German Spa Town Bad Kissingen Wants to Build Life Around Sleep Patterns
Have you ever heard of the town of Bad Kissingen in Germany? Neither had I — until today — and now I'm thinking I might have to move there. The small spa town of 20,000 people, nestled just south of the Rhön Mountains, has made a commitment to put sleep first. The new project — originally devised by businessman Michael Wieden and chronobiologist Dr. Thomas Kantermann in an effort to make the town stand out from all the other spa towns in Europe — aims to find ways for life to fit around people's natural sleep patterns, rather than the other way around.
We all know that not getting enough sleep is bad for us. It can cause any number of physical and psychological problems, from prematurely aging skin to increasing your risk of cancer. But a healthy sleeping schedule is more complicated than just whether you're getting a full eight hours or not.
Kantermann's specialty at the University of Groningen in the Netherlands is chronobiology, or studying circadian rhythms and the differences in individual sleep patterns. According to a feature on the Bad Kissengen project in the Atlantic, a person's chronotype — their preferred sleep pattern — can have a large bearing on how they feel, how productive they are, and even how healthy they are. Living outside your natural chronotype, for example staying up late at bars when you're a morning person or waking yourself up with an alarm clock when you're a night owl, can be hugely detrimental.
To get the Bad Kissengen project going, the organizers want all of the town's residents to input their sleep data on a special website. Even if you don't live in Bad Kissengen you can still give it a try — I did and they sent me this cool .pdf of my chronotype evaluation.
Eventually, the hope is that schools and medical facilities will start collecting this information too. Although funding is currently low, the will to succeed is there, as the Atlantic reports.
Kantermann is the project’s scientific manager, and in July 2013, he, Wieden, Bad Kissingen’s mayor and town council, and other researchers from the University of Groningen and the Ludwig Maximilian University of Munich signed a letter of intent. In that letter, they pledged to promote chronobiology research in the town, to “gather results that are directly applicable to living, education, work, well-being, health, mobility, rehabilitation, and sleep.”

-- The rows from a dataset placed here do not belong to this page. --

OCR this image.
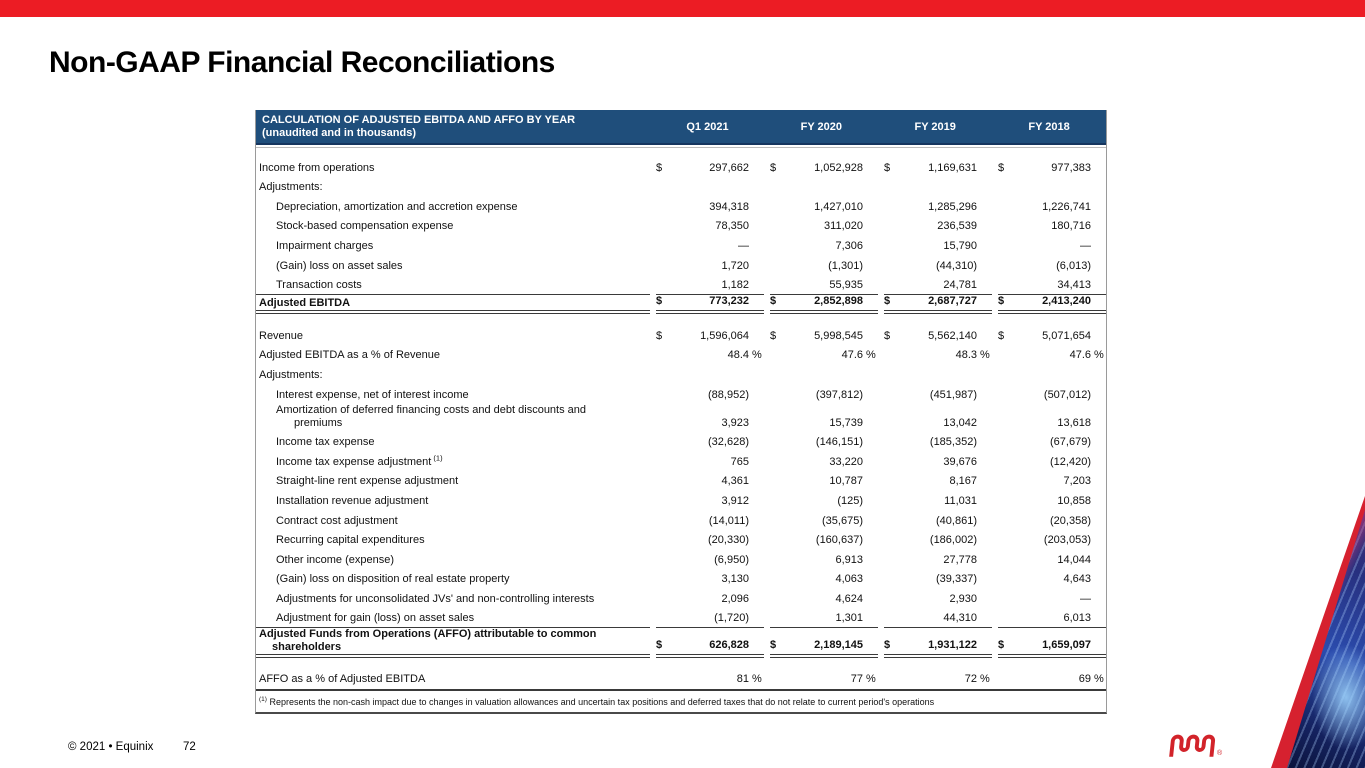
Non-GAAP Financial Reconciliations
CALCULATION OF ADJUSTED EBITDA AND AFFO BY YEAR
(unaudited and in thousands)	Q1 2021	FY 2020	FY 2019	FY 2018
Income from operations	$	297,662 $	1,052,928 $	1,169,631 $	977,383
Adjustments:
Depreciation, amortization and accretion expense	394,318	1,427,010	1,285,296	1,226,741
Stock-based compensation expense	78,350	311,020	236,539	180,716
Impairment charges	—	7,306	15,790	—
(Gain) loss on asset sales	1,720	(1,301)	(44,310)	(6,013)
Transaction costs	1,182	55,935	24,781	34,413
Adjusted EBITDA	$	773,232 $	2,852,898 $	2,687,727 $	2,413,240
Revenue	$	1,596,064 $	5,998,545 $	5,562,140 $	5,071,654
Adjusted EBITDA as a % of Revenue	48.4 %	47.6 %	48.3 %	47.6 %
Adjustments:
Interest expense, net of interest income	(88,952)	(397,812)	(451,987)	(507,012)
Amortization of deferred financing costs and debt discounts and premiums	3,923	15,739	13,042	13,618
Income tax expense	(32,628)	(146,151)	(185,352)	(67,679)
Income tax expense adjustment $^{(1)}$	765	33,220	39,676	(12,420)
Straight-line rent expense adjustment	4,361	10,787	8,167	7,203
Installation revenue adjustment	3,912	(125)	11,031	10,858
Contract cost adjustment	(14,011)	(35,675)	(40,861)	(20,358)
Recurring capital expenditures	(20,330)	(160,637)	(186,002)	(203,053)
Other income (expense)	(6,950)	6,913	27,778	14,044
(Gain) loss on disposition of real estate property	3,130	4,063	(39,337)	4,643
Adjustments for unconsolidated JVs' and non-controlling interests	2,096	4,624	2,930	—
Adjustment for gain (loss) on asset sales	(1,720)	1,301	44,310	6,013
Adjusted Funds from Operations (AFFO) attributable to common shareholders	$	626,828 $	2,189,145 $	1,931,122 $	1,659,097
AFFO as a % of Adjusted EBITDA	81 %	77 %	72 %	69 %
$^{(1)}$ Represents the non-cash impact due to changes in valuation allowances and uncertain tax positions and deferred taxes that do not relate to current period's operations
© 2021 • Equinix	72
®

The signers have pledged to meet five times per year to discuss the project, and their next planned step is to begin experimenting with lighting in clinics and hotels.
There are all sorts of complications with trying to allow everybody to live by their own sleep patterns. Scheduling conflicts make it impossible to dramatically change school start times to accommodate teenagers' late chronotype, but studies have shown even minor changes can have a significant impact.
Taking on board just a few of Kantermann's suggestions, such as scheduling important tests in the afternoon and attempting to spend more time outdoors in the morning, could help to make life a whole lot less sleepy.